Текст книги "Революция низких смыслов"
Автор книги: Капитолина Кокшенева
Жанр:
Критика
сообщить о нарушении
Текущая страница: 9 (всего у книги 18 страниц)
Жить некуда
Роман Олега Павлова «Дело Матюшина»
Как ни назови новый роман Олега Павлова «Дело Матюшина» – «мужской прозой», «солдатским повествованием», «жестокой литературой», – все будет верно, ибо перед нами произведение реалистическое, допускающее емкость и разнообразие оценок. Отметить своеобразие нового реализма прозаика – цель данной статьи…
Роман написан тяжело и вязко – он давит читателя преднамеренной языковой тяжестью; он заставляет и даже принуждает медленно «плестись» (как в обозе) вслед за героем. Из тяжелых и больших «камней» складывал писатель свое четырехчастное повествование, ведущееся от лица главного героя Василия Матюшина. Все-то в нем тесно и душно – загромождено страдательными человеческими отношениями, крепко заселено людьми. Сначала перед нами «жизнь взаперти» семьи военного в маленьком провинциальном городке, потом – призыв героя в армию, подробное описание движения поезда с призывниками, где читатель мучается вместе с героем жаждой от ташкентской приближающейся жары; рассказ об учебном пункте сменит история болезни героя; его пребывание в лазарете прервется новым назначением на другое место службы в конвойном полку, что охраняет зону. Убив зека, он получит увольнение со службы. Расстанемся мы с Матюшиным снова в Ельске, городе детства.

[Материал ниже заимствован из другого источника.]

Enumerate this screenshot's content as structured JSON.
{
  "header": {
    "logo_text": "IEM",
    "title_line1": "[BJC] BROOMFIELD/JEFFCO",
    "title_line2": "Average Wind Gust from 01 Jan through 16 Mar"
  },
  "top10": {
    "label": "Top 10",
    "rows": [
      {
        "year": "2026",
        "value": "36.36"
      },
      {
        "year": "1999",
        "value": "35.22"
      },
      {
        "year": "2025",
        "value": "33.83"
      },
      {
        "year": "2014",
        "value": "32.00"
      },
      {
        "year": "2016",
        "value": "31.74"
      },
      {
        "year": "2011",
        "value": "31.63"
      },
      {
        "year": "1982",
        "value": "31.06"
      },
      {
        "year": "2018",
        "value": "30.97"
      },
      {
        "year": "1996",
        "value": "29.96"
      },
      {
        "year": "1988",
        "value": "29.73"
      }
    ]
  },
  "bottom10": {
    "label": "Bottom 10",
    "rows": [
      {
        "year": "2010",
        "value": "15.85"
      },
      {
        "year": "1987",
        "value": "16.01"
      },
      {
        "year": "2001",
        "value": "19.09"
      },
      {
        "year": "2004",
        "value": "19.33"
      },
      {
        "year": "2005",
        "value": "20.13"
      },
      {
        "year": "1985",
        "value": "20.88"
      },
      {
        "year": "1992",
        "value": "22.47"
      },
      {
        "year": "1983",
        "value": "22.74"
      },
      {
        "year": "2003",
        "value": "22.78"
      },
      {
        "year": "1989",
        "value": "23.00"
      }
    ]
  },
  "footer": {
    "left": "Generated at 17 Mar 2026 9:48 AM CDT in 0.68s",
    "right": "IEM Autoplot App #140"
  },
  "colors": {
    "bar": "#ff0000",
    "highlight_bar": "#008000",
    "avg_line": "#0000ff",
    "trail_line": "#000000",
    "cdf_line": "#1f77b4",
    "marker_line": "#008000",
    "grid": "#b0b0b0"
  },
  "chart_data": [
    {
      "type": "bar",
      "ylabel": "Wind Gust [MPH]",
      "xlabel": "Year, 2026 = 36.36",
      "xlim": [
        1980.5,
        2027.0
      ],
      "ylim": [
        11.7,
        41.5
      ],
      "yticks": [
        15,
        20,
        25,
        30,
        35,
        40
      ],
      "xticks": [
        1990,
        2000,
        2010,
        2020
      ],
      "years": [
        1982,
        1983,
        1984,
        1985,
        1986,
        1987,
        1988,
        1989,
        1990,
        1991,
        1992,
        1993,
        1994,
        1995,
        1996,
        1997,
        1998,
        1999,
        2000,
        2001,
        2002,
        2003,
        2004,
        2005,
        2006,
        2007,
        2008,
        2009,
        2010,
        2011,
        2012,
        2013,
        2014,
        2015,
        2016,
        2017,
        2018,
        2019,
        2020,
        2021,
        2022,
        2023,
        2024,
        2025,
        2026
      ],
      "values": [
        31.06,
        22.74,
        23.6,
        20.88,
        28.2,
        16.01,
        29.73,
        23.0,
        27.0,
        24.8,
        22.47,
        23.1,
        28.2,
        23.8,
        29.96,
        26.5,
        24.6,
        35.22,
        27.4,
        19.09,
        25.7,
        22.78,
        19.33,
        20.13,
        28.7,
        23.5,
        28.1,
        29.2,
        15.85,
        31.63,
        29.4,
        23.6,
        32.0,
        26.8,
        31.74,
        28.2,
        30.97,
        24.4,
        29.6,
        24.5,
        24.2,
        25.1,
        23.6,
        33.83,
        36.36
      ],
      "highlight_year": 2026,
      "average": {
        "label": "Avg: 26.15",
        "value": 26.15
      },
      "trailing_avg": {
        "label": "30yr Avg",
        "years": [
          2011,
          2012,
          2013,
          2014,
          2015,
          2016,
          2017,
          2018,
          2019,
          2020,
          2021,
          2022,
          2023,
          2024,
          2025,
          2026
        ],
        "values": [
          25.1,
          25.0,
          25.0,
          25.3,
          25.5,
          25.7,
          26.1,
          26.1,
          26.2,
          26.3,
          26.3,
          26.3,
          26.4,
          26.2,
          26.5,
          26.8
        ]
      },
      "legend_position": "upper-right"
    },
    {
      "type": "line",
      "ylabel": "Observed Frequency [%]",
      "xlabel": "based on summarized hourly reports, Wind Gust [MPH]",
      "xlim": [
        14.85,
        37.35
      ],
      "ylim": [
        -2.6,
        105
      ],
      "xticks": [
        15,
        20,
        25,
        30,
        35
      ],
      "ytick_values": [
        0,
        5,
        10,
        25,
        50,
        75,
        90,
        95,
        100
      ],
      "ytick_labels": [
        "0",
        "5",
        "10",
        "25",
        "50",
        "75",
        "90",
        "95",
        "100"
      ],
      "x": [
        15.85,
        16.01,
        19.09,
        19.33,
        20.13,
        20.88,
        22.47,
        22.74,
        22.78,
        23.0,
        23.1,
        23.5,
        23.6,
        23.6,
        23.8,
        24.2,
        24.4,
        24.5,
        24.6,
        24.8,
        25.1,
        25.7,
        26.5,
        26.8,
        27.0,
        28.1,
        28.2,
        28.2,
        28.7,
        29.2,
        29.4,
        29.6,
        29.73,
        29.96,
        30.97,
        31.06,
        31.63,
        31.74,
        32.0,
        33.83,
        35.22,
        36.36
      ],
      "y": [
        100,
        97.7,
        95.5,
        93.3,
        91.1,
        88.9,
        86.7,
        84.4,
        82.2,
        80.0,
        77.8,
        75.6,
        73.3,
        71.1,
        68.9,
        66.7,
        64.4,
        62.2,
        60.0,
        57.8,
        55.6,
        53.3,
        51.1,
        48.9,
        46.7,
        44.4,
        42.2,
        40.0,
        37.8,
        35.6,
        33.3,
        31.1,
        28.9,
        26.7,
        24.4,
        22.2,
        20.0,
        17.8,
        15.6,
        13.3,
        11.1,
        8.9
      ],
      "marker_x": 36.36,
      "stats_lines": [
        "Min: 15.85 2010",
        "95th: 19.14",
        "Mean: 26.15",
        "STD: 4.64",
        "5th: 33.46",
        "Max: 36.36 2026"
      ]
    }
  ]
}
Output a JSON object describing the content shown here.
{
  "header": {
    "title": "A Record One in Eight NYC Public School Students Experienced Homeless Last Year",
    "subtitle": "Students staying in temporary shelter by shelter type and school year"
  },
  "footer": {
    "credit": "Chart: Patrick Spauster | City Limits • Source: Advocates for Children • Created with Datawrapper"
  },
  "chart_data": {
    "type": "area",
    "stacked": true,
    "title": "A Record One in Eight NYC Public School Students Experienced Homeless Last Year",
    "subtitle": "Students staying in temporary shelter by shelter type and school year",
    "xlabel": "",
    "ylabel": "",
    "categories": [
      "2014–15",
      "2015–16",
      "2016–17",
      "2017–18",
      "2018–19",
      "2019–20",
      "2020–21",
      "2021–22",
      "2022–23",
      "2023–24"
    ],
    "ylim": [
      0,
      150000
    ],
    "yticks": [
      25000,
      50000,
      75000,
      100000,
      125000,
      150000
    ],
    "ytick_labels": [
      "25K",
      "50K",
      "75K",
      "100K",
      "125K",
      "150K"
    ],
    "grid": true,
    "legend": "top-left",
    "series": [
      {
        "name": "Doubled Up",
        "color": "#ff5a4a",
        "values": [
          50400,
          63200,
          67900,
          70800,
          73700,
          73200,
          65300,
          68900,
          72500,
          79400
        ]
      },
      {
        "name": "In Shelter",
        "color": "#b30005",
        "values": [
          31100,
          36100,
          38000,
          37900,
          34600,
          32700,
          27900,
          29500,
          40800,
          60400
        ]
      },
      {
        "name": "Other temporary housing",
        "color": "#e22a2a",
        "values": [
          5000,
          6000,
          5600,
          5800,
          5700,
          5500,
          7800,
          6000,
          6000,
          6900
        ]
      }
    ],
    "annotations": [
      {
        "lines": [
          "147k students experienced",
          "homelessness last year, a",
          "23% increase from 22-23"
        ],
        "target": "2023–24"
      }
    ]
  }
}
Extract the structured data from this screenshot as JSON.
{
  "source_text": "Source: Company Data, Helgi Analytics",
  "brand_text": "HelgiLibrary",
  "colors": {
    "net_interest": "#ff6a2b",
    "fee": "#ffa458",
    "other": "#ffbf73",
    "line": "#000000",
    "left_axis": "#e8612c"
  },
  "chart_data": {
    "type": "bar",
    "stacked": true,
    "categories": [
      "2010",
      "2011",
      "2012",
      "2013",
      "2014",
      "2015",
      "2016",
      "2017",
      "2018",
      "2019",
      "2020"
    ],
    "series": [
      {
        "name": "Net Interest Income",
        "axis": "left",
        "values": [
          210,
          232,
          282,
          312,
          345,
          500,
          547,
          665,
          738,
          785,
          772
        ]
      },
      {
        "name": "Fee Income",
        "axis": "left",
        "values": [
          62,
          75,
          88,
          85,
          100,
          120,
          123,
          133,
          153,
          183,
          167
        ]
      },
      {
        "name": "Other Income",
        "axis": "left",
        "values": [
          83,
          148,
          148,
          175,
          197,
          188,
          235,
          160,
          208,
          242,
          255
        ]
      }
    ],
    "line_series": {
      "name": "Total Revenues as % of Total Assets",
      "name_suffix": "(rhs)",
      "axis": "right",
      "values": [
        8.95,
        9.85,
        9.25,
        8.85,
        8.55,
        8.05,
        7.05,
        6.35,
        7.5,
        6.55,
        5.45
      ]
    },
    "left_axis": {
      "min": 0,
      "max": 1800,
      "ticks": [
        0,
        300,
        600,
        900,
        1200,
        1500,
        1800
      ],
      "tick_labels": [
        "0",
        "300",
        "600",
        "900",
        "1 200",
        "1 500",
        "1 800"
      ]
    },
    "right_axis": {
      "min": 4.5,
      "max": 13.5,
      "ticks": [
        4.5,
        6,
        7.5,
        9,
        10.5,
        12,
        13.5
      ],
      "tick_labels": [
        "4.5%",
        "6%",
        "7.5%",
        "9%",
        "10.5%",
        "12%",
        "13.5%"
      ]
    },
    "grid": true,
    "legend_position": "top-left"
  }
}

Это канва сюжета. Знакомая, узнаваемая, бывалая, распространенная и реальная. Все так. Особенность же «Дела Матюшина» в другом: как роман «монологический», он всяческую «объективность» семейной и солдатской жизни просвечивает «субъективной жизнью» главного героя. Это он, Матюшин, так видит своего отца и мать, брата и новобранцев, офицеров и конвойных Безлюбость – ключ, коим герой запирает дверь в собственный мир, отделяясь от других (как своих, так и чужих). «В жилах его текла, будто по дряхлым трубам, тяжелая, ржавая кровь, так что вместо прилива сил, только начиная жить (герою едва за двадцать – К.К.), осиливал он усталость, что бы ни делал, и растрачивая беспробудно дни, как в порыве отчаяния, вспыхивая вдруг жарким, могучим желанием жить, добиваться всего лучшего, но и угасая потихоньку в буднях». Тут, в первых строках романа, прозаиком сразу дано все то идущее мимо жизни чувство героя, что позже отольется в тяжеловесное «жить некуда». Современный герой – и это отчетливо отразил Олег Павлов – явно «убывает в чувстве своей жизни». (Какой, заметим, разительный контраст с полнокровной жизненной ясностью «старинных старух» наших «деревенщиков».) Современный герой, «неизвестный сам себе» – скажем словами Андрея Платонова, – предстает укороченным человеком, с ограниченным, суженным сознанием, что является существенной чертой нового реализма. Укороченный человек, как Матюшин, словно уж и рождается со своим «нутряным горем» – он знает лишь «отравленного сиротством отца», его нелюбовь к себе и брату, к матери и близким.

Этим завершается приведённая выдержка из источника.